Okay, so here's my plan of action:

-Lay off the squat + dead work for a week; then assess the condition of the lower back during squat warmups
-Spend some time massaging the lower erectors every day
-Do bird dogs regularly every day (heard this was the best lower back rehab exercise?)
-Do some full-ROM GHRs during the break (back extension + parallel GHR); this will help get blood flowing through the lower back as well as maintain some conditioning in the glutes/hams

What do you guys think? Should I add anything else?


#2

A similar thing happens with my right hamstring occasionally when doing squats after a hamstring exercise, it usually is fine after three days, just give it time before you lift heavy again.


#3

are you certain its your spinal erectors and not your quadratus lumborum? is it localized to one side of your lower back?


#4

lucky you. i got carted out of my gym into an ambulance with a terrible back spasm. couldnt sit upright or put any weighton my feet at all. that was monday. im only now starting to feel any general release of the tightness.


#5

[quote]creeep wrote:
are you certain its your spinal erectors and not your quadratus lumborum? is it localized to one side of your lower back?[/quote]

well i actually don’t know exactly where the twinges are coming from, but i have always found massaging the erectors helps when i have back weirdness. i’ll try hitting the QL as well.


#6

[quote]bjjwannabe152 wrote:
lucky you. i got carted out of my gym into an ambulance with a terrible back spasm. couldnt sit upright or put any weighton my feet at all. that was monday. im only now starting to feel any general release of the tightness.[/quote]

lol what the hell happened?


#7

well first i squatted. then i was warming up for DLs. i worke dup to 315 which is maybe65-70% of my best and got the bar to my knees when everything went weak. IMMENSE pain in my low back and pelvis. tried to sit up, pain. tried to roll over, pain. tried to stand, pain.

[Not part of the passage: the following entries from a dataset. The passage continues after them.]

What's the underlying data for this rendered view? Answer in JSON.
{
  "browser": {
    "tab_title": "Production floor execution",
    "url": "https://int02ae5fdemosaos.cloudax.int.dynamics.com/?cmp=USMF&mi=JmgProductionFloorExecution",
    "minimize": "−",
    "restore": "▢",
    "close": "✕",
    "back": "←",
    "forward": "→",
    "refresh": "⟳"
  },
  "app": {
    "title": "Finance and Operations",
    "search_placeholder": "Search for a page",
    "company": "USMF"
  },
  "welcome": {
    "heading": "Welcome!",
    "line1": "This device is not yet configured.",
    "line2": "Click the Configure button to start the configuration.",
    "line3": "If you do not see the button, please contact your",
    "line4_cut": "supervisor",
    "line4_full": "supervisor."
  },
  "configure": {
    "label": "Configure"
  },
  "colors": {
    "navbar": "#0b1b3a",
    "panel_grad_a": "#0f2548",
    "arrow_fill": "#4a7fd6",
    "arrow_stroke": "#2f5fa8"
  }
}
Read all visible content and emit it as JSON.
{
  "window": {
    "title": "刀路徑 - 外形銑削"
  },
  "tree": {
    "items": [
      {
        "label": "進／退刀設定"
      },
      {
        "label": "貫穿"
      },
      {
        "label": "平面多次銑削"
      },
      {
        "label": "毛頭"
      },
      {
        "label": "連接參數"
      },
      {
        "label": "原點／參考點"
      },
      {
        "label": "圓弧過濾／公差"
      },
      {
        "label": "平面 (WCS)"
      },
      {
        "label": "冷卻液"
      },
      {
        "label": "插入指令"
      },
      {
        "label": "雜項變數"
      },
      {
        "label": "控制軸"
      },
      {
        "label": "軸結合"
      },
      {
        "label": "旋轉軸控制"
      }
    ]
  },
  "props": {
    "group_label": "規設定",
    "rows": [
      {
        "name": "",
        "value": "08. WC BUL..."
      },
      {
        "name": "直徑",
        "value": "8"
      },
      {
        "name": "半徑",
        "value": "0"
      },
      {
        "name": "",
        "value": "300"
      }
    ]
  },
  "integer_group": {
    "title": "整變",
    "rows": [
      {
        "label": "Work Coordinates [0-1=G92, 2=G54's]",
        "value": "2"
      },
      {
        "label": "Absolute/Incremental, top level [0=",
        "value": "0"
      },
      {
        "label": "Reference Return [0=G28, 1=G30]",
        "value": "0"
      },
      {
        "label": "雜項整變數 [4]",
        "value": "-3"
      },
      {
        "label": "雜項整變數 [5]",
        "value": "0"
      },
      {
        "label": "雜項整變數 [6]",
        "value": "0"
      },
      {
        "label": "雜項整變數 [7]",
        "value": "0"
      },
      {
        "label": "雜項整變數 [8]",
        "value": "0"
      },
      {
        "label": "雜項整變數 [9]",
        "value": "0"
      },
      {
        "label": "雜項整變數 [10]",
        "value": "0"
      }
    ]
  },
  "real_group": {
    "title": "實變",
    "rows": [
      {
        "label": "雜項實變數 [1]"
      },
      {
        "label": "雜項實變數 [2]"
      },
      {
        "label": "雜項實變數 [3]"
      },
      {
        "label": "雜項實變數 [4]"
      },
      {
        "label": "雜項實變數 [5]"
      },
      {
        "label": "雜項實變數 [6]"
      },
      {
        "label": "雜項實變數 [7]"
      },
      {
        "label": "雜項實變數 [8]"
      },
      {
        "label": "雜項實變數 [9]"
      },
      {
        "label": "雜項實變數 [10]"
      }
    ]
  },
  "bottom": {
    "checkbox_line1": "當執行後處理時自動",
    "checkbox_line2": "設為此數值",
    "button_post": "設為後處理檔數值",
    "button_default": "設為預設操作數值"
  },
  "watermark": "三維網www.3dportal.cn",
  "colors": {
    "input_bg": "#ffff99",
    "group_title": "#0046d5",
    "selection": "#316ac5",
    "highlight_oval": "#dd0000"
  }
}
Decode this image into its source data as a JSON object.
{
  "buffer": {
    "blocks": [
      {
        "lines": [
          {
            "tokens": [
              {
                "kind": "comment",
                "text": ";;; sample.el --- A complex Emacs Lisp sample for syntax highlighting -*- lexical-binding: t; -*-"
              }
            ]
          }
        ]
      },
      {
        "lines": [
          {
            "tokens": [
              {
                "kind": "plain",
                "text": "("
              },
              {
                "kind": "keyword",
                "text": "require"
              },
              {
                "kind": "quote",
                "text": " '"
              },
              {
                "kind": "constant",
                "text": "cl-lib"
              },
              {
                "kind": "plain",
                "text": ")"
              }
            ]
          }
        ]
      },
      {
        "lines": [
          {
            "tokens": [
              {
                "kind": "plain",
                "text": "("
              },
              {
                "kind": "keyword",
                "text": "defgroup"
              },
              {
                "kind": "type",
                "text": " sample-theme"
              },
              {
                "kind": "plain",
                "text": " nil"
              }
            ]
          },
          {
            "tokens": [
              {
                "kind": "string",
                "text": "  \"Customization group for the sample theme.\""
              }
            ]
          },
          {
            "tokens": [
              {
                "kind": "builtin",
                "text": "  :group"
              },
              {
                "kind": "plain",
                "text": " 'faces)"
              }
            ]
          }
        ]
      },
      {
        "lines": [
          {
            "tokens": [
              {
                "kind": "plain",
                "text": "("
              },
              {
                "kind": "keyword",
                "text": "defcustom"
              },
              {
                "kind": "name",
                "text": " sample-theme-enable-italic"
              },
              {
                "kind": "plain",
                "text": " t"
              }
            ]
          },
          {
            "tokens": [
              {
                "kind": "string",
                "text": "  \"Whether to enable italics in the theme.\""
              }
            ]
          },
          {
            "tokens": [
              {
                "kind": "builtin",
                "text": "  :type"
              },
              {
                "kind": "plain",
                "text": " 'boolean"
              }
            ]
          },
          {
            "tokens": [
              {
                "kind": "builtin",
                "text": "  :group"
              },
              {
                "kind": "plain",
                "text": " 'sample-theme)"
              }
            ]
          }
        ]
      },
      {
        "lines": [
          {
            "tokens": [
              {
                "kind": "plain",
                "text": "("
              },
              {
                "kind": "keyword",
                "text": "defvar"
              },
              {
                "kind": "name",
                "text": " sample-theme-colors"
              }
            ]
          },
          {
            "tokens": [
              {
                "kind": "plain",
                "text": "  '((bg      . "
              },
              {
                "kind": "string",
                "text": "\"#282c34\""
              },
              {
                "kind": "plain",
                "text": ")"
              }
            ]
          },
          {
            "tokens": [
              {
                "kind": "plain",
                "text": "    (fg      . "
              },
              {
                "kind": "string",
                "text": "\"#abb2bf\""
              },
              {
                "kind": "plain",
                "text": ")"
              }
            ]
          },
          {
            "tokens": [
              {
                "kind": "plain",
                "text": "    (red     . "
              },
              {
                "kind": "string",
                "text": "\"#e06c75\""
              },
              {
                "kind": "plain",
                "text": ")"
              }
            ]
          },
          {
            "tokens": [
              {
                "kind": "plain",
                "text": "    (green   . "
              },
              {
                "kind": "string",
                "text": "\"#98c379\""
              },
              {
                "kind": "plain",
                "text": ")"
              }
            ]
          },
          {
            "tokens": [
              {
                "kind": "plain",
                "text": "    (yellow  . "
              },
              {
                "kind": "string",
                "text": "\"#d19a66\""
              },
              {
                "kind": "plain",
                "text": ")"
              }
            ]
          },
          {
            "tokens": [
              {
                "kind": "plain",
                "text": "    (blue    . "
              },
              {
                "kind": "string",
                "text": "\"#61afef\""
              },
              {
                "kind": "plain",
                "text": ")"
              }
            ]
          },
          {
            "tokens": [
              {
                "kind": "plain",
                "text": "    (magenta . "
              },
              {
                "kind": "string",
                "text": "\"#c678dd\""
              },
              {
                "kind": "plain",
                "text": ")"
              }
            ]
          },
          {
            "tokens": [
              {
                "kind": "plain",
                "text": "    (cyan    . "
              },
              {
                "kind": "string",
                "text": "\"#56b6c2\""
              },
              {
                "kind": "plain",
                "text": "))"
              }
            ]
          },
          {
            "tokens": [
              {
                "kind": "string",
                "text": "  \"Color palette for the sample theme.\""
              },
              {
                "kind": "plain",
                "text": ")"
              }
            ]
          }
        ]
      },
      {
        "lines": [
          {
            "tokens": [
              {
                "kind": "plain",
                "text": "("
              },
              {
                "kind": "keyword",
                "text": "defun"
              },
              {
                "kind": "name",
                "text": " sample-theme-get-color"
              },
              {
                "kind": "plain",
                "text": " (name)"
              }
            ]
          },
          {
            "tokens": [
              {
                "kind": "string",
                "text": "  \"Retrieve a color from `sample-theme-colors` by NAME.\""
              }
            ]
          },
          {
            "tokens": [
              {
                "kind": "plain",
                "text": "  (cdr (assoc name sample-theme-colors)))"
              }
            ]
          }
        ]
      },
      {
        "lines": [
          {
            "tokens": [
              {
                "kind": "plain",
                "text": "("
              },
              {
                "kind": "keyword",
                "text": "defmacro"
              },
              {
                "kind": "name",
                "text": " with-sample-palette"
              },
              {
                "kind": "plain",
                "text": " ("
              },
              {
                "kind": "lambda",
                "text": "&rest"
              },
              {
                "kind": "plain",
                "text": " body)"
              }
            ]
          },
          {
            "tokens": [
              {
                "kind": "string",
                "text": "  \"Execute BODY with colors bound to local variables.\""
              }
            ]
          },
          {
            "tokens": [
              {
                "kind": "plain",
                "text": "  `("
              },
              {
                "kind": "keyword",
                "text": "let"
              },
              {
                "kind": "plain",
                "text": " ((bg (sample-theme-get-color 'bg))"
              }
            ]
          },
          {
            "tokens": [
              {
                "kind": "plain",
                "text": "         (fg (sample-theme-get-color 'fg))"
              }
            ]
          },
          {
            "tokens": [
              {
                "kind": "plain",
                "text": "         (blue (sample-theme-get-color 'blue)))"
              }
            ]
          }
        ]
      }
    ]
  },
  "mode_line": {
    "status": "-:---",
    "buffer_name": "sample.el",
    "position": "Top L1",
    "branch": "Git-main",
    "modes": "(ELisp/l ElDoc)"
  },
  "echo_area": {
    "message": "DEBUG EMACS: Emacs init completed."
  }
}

so i called the trainer. she called the wambulance. at the hospital they gave me 4 percocet, 2 valium, and an injection of dilaudin and i was still cleary eyed haha. they sent me home with a few scrips and im starting to feel a little better.


#8

was it bad form or something?


#9

if you just strained something in the erector group, you should be able to do lunges with dbs just fine to maintain or even improve leg strength, just make sure you keep your torso upright.


#10

it was just a freak accident. my form has never been an issue with my deadlift. my back just chose that moment to spasm on me lol.


#11

best bet with lower back pain is to take time off from spinal compression lifts for a while and when you start them again, very very (ego crushing) light weight to ‘test’ and see how things feel.

lots of core work (no ab crunches)
-bird dogs are good
-planks (and their variations)

lots of single leg work
-step ups
-lunges

rest, ice, fish oil when every day (that pain is there, but fish oil rocks all the time)

lots of warm up and mobility (look at Eric Cressey’s articles) too.

good luck man! stay healthy and strong!


#12

http://www.thestretchinghandbook.com/archives/iliopsoas-tendonitis.php

don’t ignore the iliopsoas…

i did the same thing 2 months back - this turned out to be key to getting better. hope it helps.